Auxiliary Tools
Last updated on 2025-06-28 | Edit this page
Estimated time: 0 minutes
Overview
Questions
- When should I use a pre-built container?
- How can I customise a container?
- What is a remote codespace?
Objectives
- Understand how to reproduce code.
- Understand the benefits of containers.
Docker Hub
By sharing a container, you create a portable and replicable research environment that can be easily accessed and used by other researchers. This process not only facilitates collaboration but also ensures that your work is preserved in an environment where it can be run without compatibility issues, i.e you can do your best to ‘future-proof’ your research.
To share your code and software, you’ll use Docker Hub. Docker hub is a cloud-based registry service that lets you share and distribute container images.
There is a sea of containers out there, it is not necessarily safe to use a docker container, as there is always risk of malware. The following involves guidance on best practice:
- The container image is updated regularly, the latest version should be available alongside previous versions.
- There is a Dockerfile or other listing of what has been installed to the container image.
- The container image page has documentation on how to use the container image.
Discussion
If a container image is never updated, and does not have a lot of metadata, it is probably worth skipping over. Even if such a container image is secure, it is not reproducible and not a dependable way to run research computations.
Docker Recipe File
Much like a cookbook, you can pull out recipes and alter to own preference. This is how you normally get started building your own image, you can start with a base repository.
Task 11.1
In this case we use a base image for R on a Linux machine, from bioconductor. We layer requirements, i.e code libraries.
To do this we evaluate the command install.packages()
using R. This is possible as we work within the docker container which
has already installed R. We install packages directly from CRAN, in this
case the recipe file could be improved on by requesting exact versions
for packages.
We also demonstrate installing RSiena version 1.4.19
from source code. Note as we build the container, we realise this is a
self-contained enviroment and so need to manage file paths the same way
we would with a folder that takes up its own space on our directory. To
do this we copy the source code into the top level of our container and
then use option
install.packages(...,repos = NULL, type= 'source')
. The
next steps involve pushing the local container onto docker hub, under
the name, siena_r
and a version tag number. As this is an
iterative process, the version tag number we are working with here
follows the semi-colon siena_r:0.8
. In some cases you may
require a specific version of a container; however, the most recent
version can also be requested with siena_r:latest
.
FROM bioconductor/bioconductor_docker:devel-R-4.4.1
RUN R -e "install.packages(c('Matrix', 'lattice', 'parallel', 'MASS', 'methods', 'xtable', 'network', 'vioplot', 'sna', 'codetools', 'dplyr', 'metafor', 'argparse', 'stringr', 'mixmeta'), repos = c(CRAN = 'https://cloud.r-project.org'))"

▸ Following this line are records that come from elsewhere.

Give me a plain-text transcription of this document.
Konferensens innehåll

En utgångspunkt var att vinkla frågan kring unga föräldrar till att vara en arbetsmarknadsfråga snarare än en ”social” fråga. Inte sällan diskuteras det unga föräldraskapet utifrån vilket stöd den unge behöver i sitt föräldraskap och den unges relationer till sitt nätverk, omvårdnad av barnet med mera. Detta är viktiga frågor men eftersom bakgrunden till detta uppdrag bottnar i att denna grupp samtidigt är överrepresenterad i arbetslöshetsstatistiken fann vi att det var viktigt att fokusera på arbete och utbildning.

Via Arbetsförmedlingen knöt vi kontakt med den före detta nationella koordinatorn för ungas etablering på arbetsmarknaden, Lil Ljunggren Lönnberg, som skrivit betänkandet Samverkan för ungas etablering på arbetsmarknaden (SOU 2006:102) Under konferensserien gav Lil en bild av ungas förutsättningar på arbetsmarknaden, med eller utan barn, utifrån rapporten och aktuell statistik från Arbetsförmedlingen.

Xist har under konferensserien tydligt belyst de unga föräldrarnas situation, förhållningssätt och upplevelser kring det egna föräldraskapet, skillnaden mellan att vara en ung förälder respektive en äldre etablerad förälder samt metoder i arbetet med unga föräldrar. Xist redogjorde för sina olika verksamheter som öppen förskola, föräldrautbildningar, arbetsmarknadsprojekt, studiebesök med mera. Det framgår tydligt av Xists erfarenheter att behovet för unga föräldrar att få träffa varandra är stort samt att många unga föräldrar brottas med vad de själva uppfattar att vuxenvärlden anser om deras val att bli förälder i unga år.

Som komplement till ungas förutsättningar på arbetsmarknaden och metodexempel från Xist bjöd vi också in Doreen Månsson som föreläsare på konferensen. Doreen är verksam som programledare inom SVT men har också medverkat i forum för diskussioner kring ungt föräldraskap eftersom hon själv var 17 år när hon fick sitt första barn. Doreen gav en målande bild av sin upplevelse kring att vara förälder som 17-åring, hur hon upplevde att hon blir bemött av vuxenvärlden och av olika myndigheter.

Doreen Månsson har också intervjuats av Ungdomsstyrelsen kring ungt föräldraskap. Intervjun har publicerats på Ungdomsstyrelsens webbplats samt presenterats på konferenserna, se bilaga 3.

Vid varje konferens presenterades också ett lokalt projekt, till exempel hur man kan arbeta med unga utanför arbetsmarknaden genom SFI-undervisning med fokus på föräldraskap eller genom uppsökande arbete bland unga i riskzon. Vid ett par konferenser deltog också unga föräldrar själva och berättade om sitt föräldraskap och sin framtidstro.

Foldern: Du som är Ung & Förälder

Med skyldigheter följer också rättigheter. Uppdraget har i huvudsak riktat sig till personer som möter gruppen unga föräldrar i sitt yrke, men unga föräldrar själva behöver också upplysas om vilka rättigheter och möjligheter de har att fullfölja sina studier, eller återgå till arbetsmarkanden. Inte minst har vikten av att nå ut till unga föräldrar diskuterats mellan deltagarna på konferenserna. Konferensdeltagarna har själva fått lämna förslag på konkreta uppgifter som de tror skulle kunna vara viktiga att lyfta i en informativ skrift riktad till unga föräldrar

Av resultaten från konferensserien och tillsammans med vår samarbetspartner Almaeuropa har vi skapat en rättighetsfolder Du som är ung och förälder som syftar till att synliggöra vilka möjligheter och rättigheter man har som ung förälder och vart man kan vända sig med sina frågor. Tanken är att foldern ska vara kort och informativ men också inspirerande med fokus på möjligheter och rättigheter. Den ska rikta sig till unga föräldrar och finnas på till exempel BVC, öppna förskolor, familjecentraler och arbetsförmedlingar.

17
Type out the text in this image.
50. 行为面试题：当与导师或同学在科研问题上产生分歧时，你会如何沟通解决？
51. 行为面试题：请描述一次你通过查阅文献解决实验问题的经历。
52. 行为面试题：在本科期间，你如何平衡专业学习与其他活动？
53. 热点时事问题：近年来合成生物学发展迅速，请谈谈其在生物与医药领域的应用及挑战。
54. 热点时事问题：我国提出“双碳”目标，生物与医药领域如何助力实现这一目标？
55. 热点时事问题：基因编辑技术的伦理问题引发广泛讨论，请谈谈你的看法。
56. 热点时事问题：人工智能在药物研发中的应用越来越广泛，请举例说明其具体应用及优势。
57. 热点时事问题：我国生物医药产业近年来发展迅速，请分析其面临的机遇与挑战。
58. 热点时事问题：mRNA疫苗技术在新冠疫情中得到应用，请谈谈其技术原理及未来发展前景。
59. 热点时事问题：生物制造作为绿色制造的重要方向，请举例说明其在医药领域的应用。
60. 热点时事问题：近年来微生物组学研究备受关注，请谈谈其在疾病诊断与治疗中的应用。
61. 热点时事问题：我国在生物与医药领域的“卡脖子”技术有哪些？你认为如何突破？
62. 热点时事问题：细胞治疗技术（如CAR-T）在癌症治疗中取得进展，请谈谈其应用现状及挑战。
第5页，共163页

COPY rsiena_1.4.19.tar.gz .
RUN R -e "install.packages('rsiena_1.4.19.tar.gz', repos = NULL, type = 'source')"
Git
Task 11.2
Containers in the workflow
Within our workflow we can specify the container we want to use, as a matter of fact we can specify a container for different processes - the possibility is endless! Say for example you would like to write interoperable code and use Python for one part of your analysis and R for another part, this is possible by defining a different container for each process. Another option is to build one container with all the software (i.e R and Python) installed.
Say we work with one container, but would like to make sure the pipeline is portable. In this case we work with profiles, which is another layer for customisation.
Alternative Platforms for compute clusters
Many container platforms are available, but Apptainer is designed for ease-of-use on shared systems and in high performance computing (HPC) environments. Nextflow can build an immutable image based off a Docker recipe file.
Building an Apptainer Image
Workflow Definition
Within our workflow, we can declare a process container, and ensure we enable apptainer. Again we don’t want to hard code this decision as we’d like to keep options as flexible as possible. This is why we build a profile for each our compute environments, in this case for our local machine / GitHub codespace we have access to Docker. However, for our slurm profile, relevant to a computer cluster with Slurm workload manager, we opt for apptainer (former singularity), as docker is not available.
Task 11.3
We can declare a different config file for different compute environments, or profiles. These profiles are stored under the conf sub-folder.
Key Points
- The Docker Hub is an online repository of container images.
- Find a container recipe file that works for your project and customise this.
- Nextflow can pull a docker container from Docker Hub and convert this to an Apptainer image.
- Docker is not permitted on most HPC environments, apptainer sif files are used instead.
- Containers are important to reproducible workflows and portability of workflows across environments.